Pourtant les mots sont importants... Particulièrement quand on commence l'étude de l'esthétique japonaise.
Bien sûr, nous ne pouvons tout comprendre, après-tout personne ne comprends tout. Mais est-ce une raison suffisante pour nous empêcher d'essayer ?
2) De la méthodologie et du recul critique
Le manque de motivation est généré par un manque de méthodologie. On ne contrôle pas correctement la situation, alors on se démotive car la difficulté est trop importante pour être surmontée.
C’est parce que l’on manque de méthodologie pour appréhender l'inconnu que notre motivation est diminuée.
➡️ Investir une méthodologie adaptée, c’est réussir à reprendre petit à petit le contrôle, et donc pouvoir efficacement lutter contre le manque de motivation.
La mystification vient du désir de croire au merveilleux et du manque de recul critique sur les choses. Quoique l’on puisse lire dans la pensée japonaise, il s'agira de l'approcher en tant qu’intelligible (c'est à dire que l'on peut comprendre et ressentir).
Il suffit simplement d’accueillir cette pensée sans la minimiser, ni l’exagérer.

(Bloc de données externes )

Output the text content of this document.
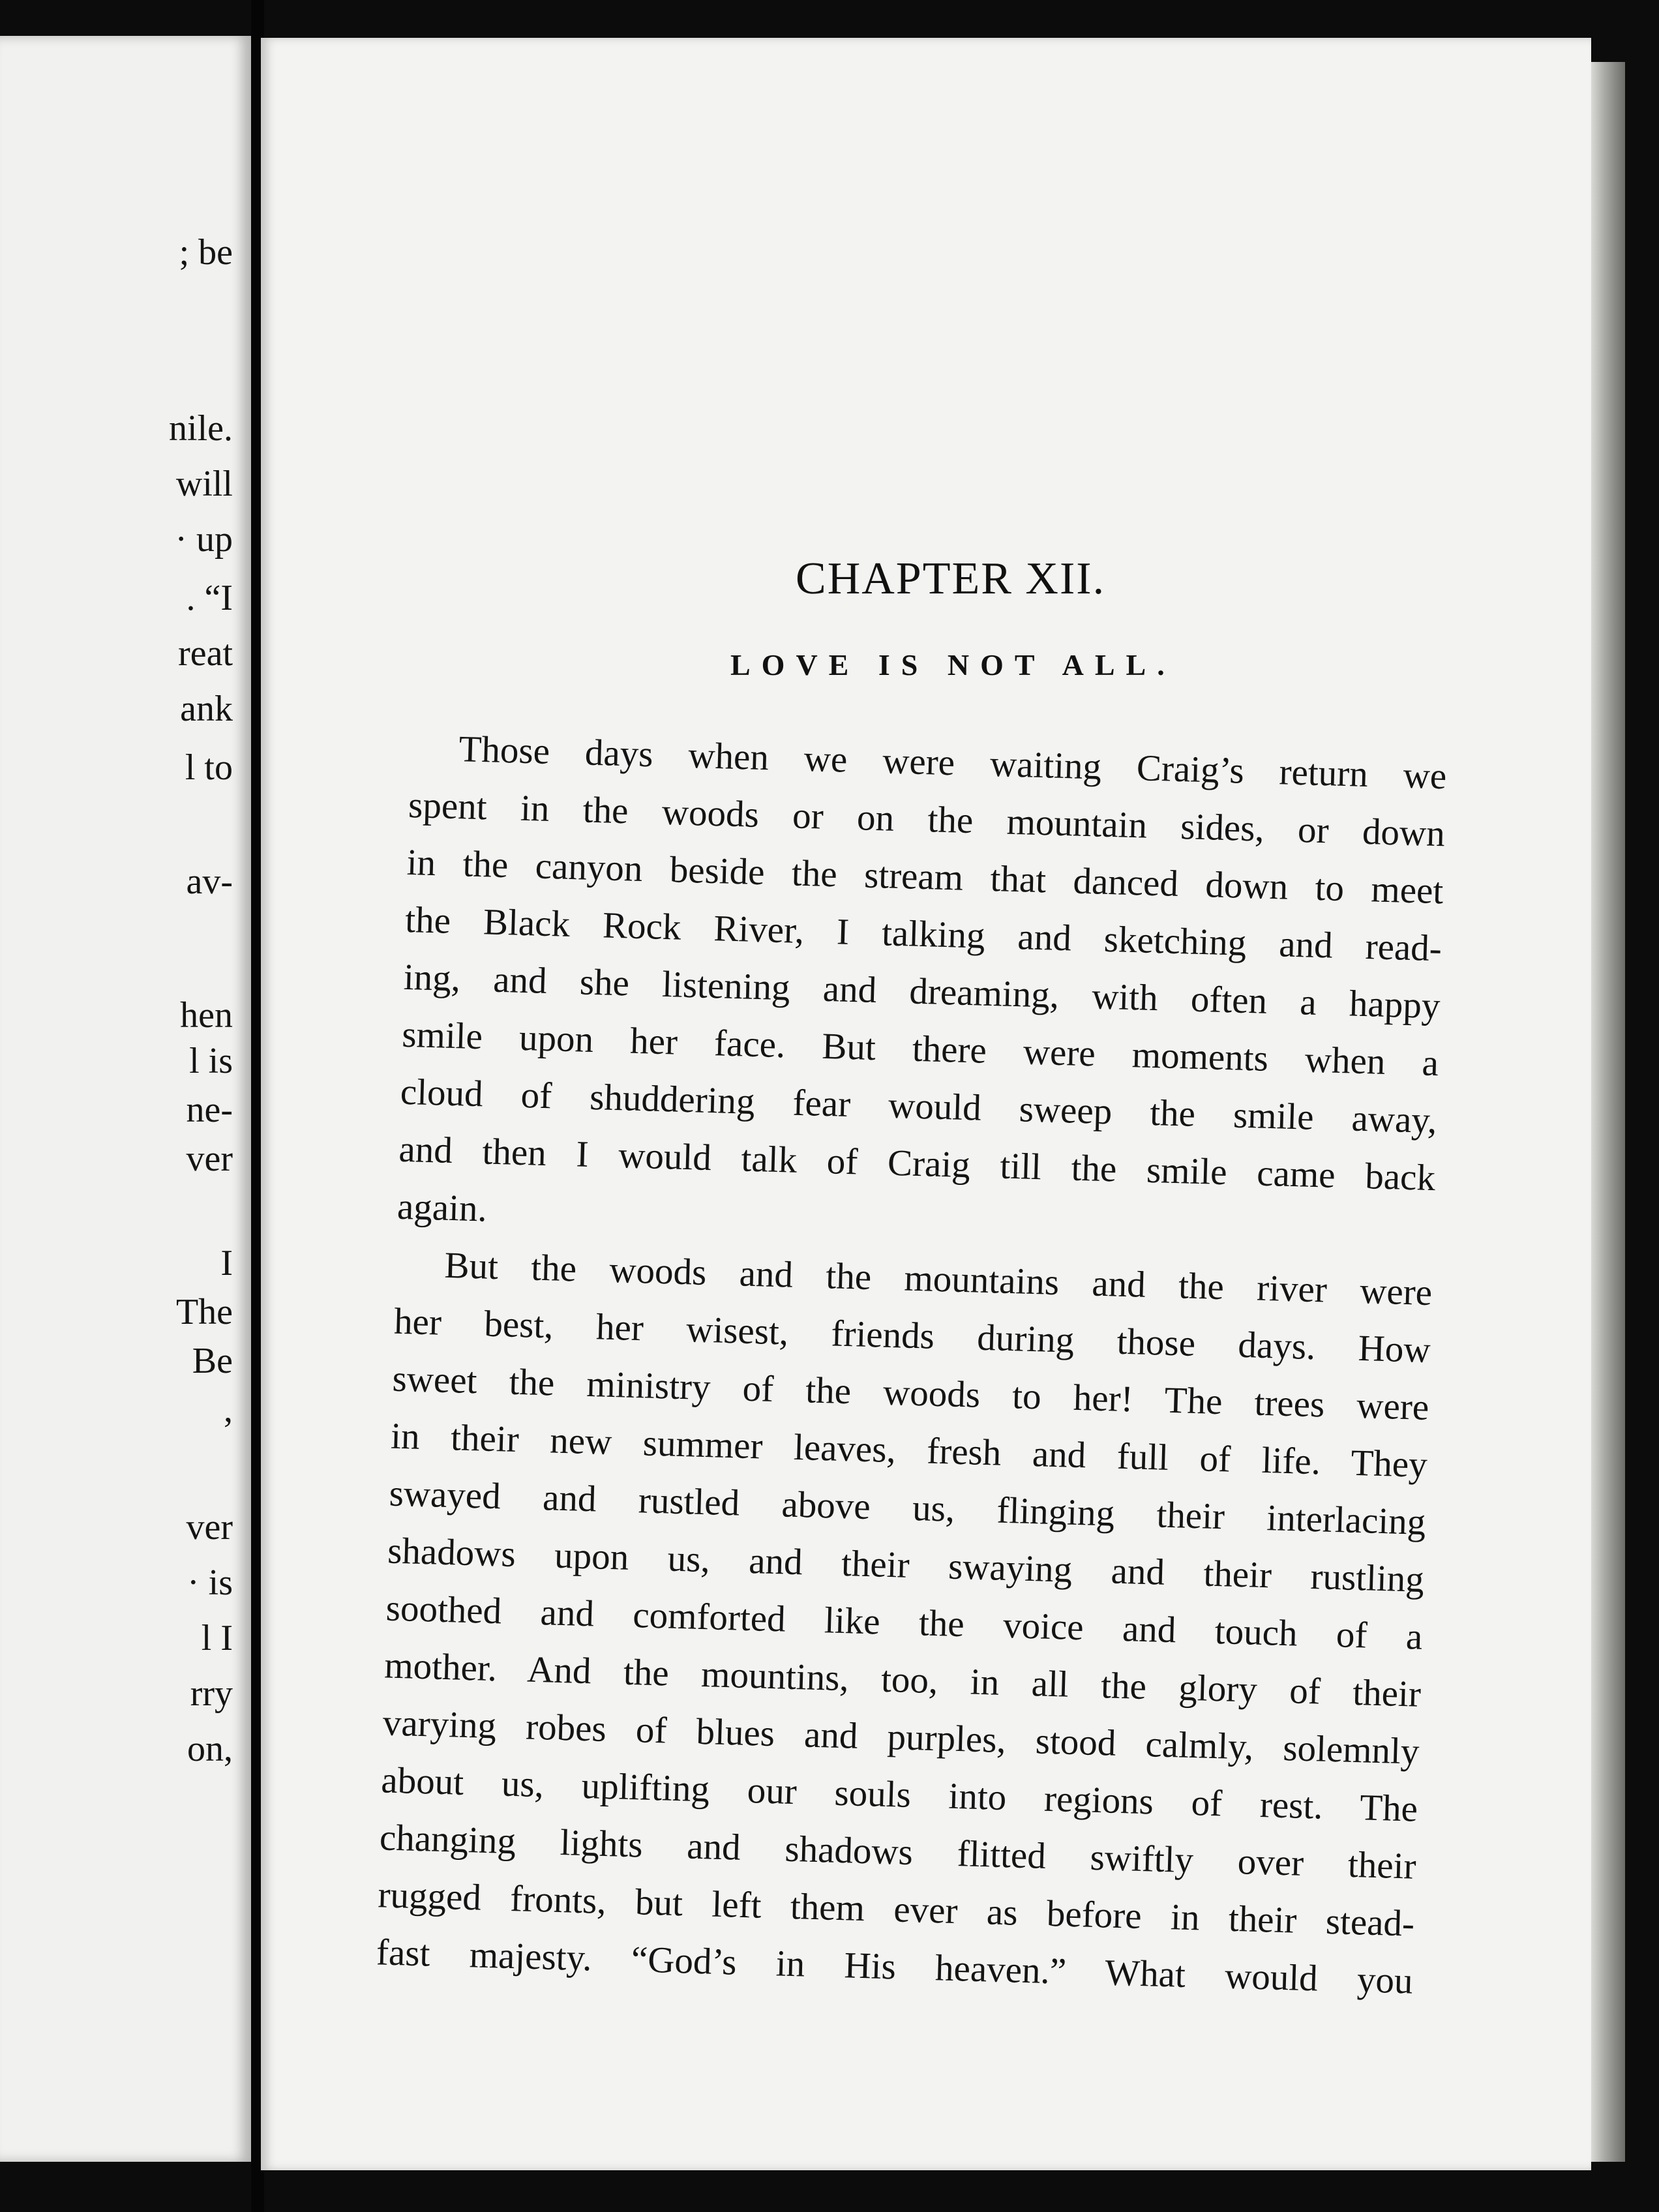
; be
nile.
will
· up
. “I
reat
ank
l to
av-
hen
l is
ne-
ver
I
The
Be
,
ver
· is
l I
rry
on,
CHAPTER XII.
LOVE IS NOT ALL.
Those days when we were waiting Craig’s return we
spent in the woods or on the mountain sides, or down
in the canyon beside the stream that danced down to meet
the Black Rock River, I talking and sketching and read-
ing, and she listening and dreaming, with often a happy
smile upon her face. But there were moments when a
cloud of shuddering fear would sweep the smile away,
and then I would talk of Craig till the smile came back
again.
But the woods and the mountains and the river were
her best, her wisest, friends during those days. How
sweet the ministry of the woods to her! The trees were
in their new summer leaves, fresh and full of life. They
swayed and rustled above us, flinging their interlacing
shadows upon us, and their swaying and their rustling
soothed and comforted like the voice and touch of a
mother. And the mountins, too, in all the glory of their
varying robes of blues and purples, stood calmly, solemnly
about us, uplifting our souls into regions of rest. The
changing lights and shadows flitted swiftly over their
rugged fronts, but left them ever as before in their stead-
fast majesty. “God’s in His heaven.” What would you
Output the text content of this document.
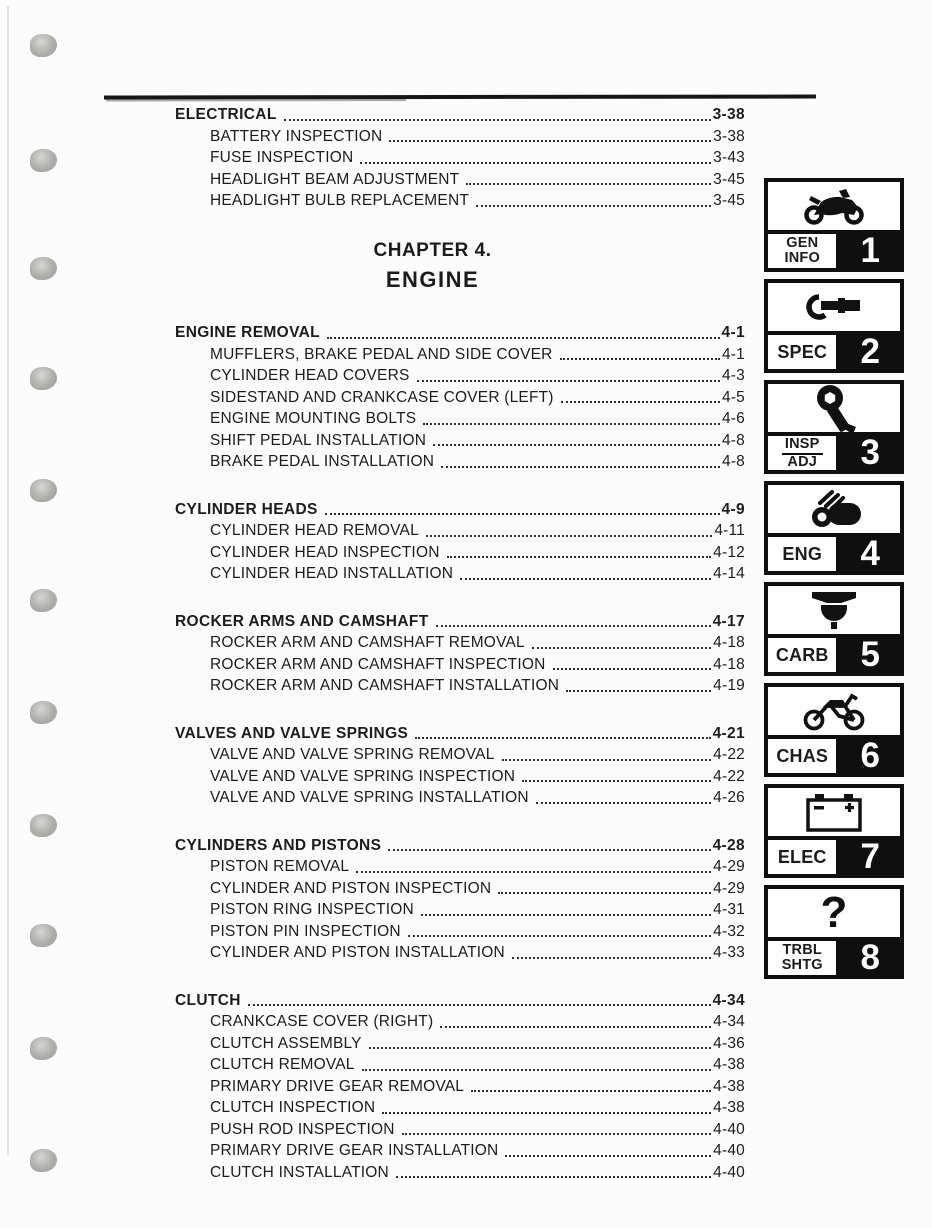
ELECTRICAL	3-38
BATTERY INSPECTION	3-38
FUSE INSPECTION	3-43
HEADLIGHT BEAM ADJUSTMENT	3-45
HEADLIGHT BULB REPLACEMENT	3-45
CHAPTER 4.
ENGINE
ENGINE REMOVAL	4-1
MUFFLERS, BRAKE PEDAL AND SIDE COVER	4-1
CYLINDER HEAD COVERS	4-3
SIDESTAND AND CRANKCASE COVER (LEFT)	4-5
ENGINE MOUNTING BOLTS	4-6
SHIFT PEDAL INSTALLATION	4-8
BRAKE PEDAL INSTALLATION	4-8
CYLINDER HEADS	4-9
CYLINDER HEAD REMOVAL	4-11
CYLINDER HEAD INSPECTION	4-12
CYLINDER HEAD INSTALLATION	4-14
ROCKER ARMS AND CAMSHAFT	4-17
ROCKER ARM AND CAMSHAFT REMOVAL	4-18
ROCKER ARM AND CAMSHAFT INSPECTION	4-18
ROCKER ARM AND CAMSHAFT INSTALLATION	4-19
VALVES AND VALVE SPRINGS	4-21
VALVE AND VALVE SPRING REMOVAL	4-22
VALVE AND VALVE SPRING INSPECTION	4-22
VALVE AND VALVE SPRING INSTALLATION	4-26
CYLINDERS AND PISTONS	4-28
PISTON REMOVAL	4-29
CYLINDER AND PISTON INSPECTION	4-29
PISTON RING INSPECTION	4-31
PISTON PIN INSPECTION	4-32
CYLINDER AND PISTON INSTALLATION	4-33
CLUTCH	4-34
CRANKCASE COVER (RIGHT)	4-34
CLUTCH ASSEMBLY	4-36
CLUTCH REMOVAL	4-38
PRIMARY DRIVE GEAR REMOVAL	4-38
CLUTCH INSPECTION	4-38
PUSH ROD INSPECTION	4-40
PRIMARY DRIVE GEAR INSTALLATION	4-40
CLUTCH INSTALLATION	4-40
GEN
INFO	1
SPEC 2
INSP
ADJ	3
ENG	4
CARB 5
CHAS 6
ELEC 7
?
TRBL
SHTG	8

➡️ Si vous le faites avec bienveillance, vous êtes déjà en train de vaincre la mystification sans en avoir l'air, comme monsieur Jourdain avec sa prose.
B - Percevoir le système
Un dicton japonais dit : quand le sage montre la lune, l’idiot regarde le doigt.
Il ne faut pas croire que l'esthétique japonaise n'est qu'un vulgaire empilement de couches, construit au petit bonheur la chance.
Si on prend du recul, il s'agit de multiples éléments qui sont tous en interaction, organisés en réseau.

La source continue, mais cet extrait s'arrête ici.